Naive bound: We have \begin{align*} \Delta_i = \mathbb{E}_i[Z] - \mathbb{E}_{i-1}[\mathbb{E}_i[Z]] = g_i(X_1,\dots,X_i) - \mathbb{E}_{i-1}[g_i(X_1,\dots,X_i)] \end{align*} Conditioned on $X_1,\dots,X_{i-1}$, we are effectively looking at ($X'_i$ is an independent copy of $X_i$) \begin{align*} g_i(x_1,\dots,x_{i-1},X_i)- \mathbb{E}[g_i(x_1,\dots,x_{i-1},X'_i)] \end{align*} due to independence of $\{X_i\}$. Thus, $|\Delta_i| \le L_i$ condition on $X_1,\dots,X_{i-1}$. That is, $\mathbb{E}_{i-1} [e^{\lambda \Delta_i}] \le e^{\sigma_i^2 \lambda^2/2}$ where $\sigma_i^2 = (2L_i)^2/4 = L_i^2$.

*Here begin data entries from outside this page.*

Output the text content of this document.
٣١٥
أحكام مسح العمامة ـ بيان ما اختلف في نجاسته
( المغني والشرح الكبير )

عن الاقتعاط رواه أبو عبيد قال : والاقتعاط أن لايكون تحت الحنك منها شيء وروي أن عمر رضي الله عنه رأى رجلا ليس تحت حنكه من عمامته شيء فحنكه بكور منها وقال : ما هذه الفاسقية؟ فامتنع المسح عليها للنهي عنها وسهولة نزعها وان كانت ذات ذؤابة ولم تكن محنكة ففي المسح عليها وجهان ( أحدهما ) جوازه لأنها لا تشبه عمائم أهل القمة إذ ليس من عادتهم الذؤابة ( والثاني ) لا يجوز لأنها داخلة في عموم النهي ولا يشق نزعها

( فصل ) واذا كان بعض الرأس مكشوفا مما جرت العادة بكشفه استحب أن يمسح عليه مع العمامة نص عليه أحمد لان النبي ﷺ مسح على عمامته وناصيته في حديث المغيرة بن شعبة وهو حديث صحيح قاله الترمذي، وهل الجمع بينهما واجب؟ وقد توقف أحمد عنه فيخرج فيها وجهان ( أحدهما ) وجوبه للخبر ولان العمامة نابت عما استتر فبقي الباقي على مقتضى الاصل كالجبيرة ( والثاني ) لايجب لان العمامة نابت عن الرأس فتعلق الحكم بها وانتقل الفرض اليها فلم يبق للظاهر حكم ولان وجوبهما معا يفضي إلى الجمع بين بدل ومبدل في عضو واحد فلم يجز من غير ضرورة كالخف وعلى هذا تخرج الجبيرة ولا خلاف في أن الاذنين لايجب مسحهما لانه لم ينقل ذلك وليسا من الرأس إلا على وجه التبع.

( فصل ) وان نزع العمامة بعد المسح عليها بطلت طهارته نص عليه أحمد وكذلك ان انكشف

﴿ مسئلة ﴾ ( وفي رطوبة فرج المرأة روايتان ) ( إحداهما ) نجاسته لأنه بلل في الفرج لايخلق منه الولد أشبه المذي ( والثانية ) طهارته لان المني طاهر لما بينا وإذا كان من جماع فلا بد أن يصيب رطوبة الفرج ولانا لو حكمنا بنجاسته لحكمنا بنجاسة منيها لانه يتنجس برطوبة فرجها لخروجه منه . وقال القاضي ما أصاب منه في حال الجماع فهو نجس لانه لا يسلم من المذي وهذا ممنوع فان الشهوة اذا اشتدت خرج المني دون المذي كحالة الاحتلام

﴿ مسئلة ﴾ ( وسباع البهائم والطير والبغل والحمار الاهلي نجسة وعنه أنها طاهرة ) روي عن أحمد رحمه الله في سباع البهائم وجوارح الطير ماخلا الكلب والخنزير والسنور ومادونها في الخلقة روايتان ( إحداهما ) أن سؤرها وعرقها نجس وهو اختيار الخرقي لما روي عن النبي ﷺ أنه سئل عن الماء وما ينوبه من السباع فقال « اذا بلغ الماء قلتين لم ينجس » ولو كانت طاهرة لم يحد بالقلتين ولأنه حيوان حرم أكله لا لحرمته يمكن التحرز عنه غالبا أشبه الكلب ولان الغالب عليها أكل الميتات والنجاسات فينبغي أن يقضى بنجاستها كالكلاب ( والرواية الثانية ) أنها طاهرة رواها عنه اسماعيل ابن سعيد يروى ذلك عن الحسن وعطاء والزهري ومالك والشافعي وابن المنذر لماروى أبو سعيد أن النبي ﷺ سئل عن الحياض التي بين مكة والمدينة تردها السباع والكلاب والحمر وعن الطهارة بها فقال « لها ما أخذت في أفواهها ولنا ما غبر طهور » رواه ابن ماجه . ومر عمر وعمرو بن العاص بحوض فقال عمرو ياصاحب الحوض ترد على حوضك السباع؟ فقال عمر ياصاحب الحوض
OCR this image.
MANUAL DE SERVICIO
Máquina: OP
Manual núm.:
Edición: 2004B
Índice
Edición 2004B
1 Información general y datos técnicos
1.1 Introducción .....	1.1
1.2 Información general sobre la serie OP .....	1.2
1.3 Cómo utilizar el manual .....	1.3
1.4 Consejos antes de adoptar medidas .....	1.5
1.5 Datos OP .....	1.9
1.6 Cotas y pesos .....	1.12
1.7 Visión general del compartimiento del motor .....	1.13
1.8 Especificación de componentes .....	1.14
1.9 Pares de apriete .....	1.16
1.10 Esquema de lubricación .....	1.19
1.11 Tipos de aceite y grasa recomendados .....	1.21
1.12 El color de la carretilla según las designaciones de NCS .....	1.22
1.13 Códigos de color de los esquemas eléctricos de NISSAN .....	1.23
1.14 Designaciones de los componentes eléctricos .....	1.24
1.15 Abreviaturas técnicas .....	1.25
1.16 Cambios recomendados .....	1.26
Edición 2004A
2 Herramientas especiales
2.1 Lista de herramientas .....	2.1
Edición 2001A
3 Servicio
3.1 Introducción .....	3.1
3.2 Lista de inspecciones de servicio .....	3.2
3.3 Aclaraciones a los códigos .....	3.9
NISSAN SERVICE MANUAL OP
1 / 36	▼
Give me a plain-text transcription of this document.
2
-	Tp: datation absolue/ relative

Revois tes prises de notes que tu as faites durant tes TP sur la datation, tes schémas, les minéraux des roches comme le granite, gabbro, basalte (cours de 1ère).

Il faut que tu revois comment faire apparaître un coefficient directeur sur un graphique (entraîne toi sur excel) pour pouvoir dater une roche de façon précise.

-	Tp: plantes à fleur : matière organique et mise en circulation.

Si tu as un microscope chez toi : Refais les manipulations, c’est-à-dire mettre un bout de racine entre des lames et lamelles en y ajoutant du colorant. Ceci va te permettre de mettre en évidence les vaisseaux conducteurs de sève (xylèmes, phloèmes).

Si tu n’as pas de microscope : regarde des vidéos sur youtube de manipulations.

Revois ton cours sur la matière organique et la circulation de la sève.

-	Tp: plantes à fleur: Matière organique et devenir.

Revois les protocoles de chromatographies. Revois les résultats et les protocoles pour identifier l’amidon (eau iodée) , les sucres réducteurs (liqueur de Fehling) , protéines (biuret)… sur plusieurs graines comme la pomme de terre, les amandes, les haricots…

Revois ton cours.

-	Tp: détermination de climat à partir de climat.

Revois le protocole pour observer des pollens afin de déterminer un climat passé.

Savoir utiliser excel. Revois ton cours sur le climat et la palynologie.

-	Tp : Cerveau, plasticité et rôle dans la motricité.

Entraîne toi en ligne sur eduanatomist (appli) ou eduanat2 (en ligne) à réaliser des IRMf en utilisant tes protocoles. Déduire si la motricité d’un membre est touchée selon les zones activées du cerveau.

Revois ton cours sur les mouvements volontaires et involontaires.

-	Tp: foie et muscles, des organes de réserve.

Better bound: We can show that $\Delta_i \in I_i$ where $|I_i| \le L_i$, improving the constant by $4$: Conditioned on $X_1,\dots, X_i$, we are effectively looking at \begin{align*} \Delta_i = g_i(x_1,\dots,x_{i-1},X_i) - \mu_i \end{align*} where $\mu_i$ is a constant (only a function of $x_1,\dots,x_{i-1}$). Then, $\Delta_i + \mu_i \in [a_i,b_i]$ where $a_i = \inf_x g_i(x_1,\dots,x_{i-1},x)$ and $b_i = \sup_x g_i(x_1,\dots,x_{i-1},x)$. We have \begin{align*} b_i - a_i = \sup_{x,y} \big[ g_i(x_1,\dots,x_{i-1},x) - g_i(x_1,\dots,x_{i-1},y) \big] \le L_i \end{align*} Thus, we have $\mathbb{E}_{i-1}[e^{\lambda \Delta_i}] \le e^{\sigma^2 \lambda^2/2}$ where $\sigma_i^2 = (b_i-a_i)^2/4 \le L_i^2/4$.